The pandemic in Guayas had 2 phases. The first occurred from February 29 to March 13, where the number of reported cases was moderate. However, on April 2, the pandemic exploded; this could be comparable to the 2010 cholera epidemic in Port-au-Prince, Haiti, which also had a two-phase behavior.15 As of April 2, the spread of the disease in the Guayas province was fast, and the emergency overwhelmed the response capacity of the health system. The Ecuadorian authorities provided additional resources, transferred critical patients to sentinel hospitals, and adapted existing infrastructure to accommodate new diagnosed patients with COVID-19. At this point, it became critical to monitor closely the emerging and active cluster (higher RR).
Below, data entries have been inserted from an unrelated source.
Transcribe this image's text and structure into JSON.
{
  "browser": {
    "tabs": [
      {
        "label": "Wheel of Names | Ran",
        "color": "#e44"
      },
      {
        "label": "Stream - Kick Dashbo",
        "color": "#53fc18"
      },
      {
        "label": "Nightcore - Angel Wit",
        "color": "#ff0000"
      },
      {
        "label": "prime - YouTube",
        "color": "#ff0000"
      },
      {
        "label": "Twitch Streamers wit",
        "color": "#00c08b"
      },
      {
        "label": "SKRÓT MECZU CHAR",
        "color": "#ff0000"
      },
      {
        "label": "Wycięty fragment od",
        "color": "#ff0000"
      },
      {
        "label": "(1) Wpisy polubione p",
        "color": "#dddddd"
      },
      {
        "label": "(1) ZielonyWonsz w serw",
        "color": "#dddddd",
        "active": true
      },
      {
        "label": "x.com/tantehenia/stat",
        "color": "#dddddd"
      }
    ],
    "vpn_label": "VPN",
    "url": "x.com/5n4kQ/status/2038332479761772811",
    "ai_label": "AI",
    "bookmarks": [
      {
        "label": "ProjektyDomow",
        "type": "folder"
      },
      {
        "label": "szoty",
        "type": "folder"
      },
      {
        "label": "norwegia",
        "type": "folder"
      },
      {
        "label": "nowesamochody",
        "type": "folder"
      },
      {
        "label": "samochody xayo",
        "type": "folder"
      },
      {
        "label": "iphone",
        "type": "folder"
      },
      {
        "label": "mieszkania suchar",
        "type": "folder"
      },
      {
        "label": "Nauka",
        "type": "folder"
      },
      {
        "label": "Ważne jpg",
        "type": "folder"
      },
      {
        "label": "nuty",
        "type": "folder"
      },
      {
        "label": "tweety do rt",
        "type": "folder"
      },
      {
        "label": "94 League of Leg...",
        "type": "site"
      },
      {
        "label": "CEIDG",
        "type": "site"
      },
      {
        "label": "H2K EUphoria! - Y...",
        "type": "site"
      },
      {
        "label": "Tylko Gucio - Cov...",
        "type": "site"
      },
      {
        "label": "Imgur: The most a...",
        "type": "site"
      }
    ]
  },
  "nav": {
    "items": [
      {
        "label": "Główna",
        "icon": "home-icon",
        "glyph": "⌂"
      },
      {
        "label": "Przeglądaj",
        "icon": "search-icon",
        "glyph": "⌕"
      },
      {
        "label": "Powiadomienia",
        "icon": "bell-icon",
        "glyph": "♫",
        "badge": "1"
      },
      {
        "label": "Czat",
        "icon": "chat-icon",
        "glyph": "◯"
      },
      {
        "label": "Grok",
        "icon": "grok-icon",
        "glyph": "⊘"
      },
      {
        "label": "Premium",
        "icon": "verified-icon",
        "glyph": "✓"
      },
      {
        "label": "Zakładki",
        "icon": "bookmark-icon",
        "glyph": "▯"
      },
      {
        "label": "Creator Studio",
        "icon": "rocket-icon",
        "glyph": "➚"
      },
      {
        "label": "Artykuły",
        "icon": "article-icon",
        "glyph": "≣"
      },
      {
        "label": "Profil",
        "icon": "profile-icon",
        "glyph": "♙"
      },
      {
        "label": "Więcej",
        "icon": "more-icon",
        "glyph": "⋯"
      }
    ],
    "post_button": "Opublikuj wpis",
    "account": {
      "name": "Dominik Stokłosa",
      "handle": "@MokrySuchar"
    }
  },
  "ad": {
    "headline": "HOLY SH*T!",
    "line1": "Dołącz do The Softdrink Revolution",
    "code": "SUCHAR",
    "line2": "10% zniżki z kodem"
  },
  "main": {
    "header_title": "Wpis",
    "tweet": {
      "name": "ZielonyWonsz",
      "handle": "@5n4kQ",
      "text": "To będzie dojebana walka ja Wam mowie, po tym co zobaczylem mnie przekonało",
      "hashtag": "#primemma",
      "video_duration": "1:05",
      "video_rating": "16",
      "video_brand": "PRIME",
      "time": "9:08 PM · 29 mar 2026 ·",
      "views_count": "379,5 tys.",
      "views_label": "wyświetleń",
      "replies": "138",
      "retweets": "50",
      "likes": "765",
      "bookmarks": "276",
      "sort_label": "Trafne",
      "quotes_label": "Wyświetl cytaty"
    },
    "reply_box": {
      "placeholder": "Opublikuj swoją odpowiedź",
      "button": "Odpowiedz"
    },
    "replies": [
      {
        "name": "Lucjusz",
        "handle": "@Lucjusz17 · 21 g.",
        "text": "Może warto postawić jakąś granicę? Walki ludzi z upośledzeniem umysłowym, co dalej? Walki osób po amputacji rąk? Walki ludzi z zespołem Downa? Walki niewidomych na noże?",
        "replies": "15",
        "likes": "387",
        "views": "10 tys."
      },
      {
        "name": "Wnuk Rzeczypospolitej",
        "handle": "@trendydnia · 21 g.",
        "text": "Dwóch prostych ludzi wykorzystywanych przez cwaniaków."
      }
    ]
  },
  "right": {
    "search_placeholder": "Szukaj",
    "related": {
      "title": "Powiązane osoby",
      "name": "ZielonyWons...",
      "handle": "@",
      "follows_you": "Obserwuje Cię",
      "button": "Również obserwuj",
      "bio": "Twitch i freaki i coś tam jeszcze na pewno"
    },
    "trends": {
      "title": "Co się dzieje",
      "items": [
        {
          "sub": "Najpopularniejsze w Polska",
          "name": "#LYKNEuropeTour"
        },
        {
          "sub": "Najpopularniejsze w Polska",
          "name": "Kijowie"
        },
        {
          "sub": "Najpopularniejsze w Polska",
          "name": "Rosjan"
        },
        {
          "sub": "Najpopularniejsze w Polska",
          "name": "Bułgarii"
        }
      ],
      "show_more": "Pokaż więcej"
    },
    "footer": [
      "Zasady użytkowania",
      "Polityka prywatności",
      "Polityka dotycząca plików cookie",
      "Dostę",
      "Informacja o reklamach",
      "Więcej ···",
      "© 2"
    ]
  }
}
A similar study conducted in the United States found 8 significant spatiotemporal clusters from January 22 to March 9, 2020. The spatial scan statistics detected the most likely cluster in the epicenter of the U.S. COVID-19 pandemic, clustering counties in New York, Connecticut, and New Jersey (RR=96.8).35
The cluster technique is effective to understand the spatial distribution of an active pandemic. Although this information is useful, more surveillance is needed to understand better which areas are prone to COVID-19 outbreaks. A major limitation of the spatiotemporal analysis, as well as of any kind of prediction or modeling of the disease, is the requirement of accurate data and that, in order to establish adequate and focalized countermeasures, it is necessary to have the actual and up-to-date number of cases.
Conclusions
Mitigation strategies should be enforced in areas with a high risk of transmission. The Guayas province, due to its population and commercial flow, played a significant role in the COVID-19 pandemic in Ecuador. Although mitigation strategies were successfully implemented in the second cluster, that was not the case of the main cluster. This could explain the reduced incidence and delay of the COVID-19 growth in the secondary cluster compared to the main cluster. The COVID-19 behavior evidenced in Ecuador and the findings of this study could be used for implementing better containment or mitigation strategies. Early detection of outbreaks is critical for restarting activities after the lockdown. Finally, spatial and spatiotemporal clustering with SaTScan can be used for surveillance and early detection of COVID-19 outbreaks.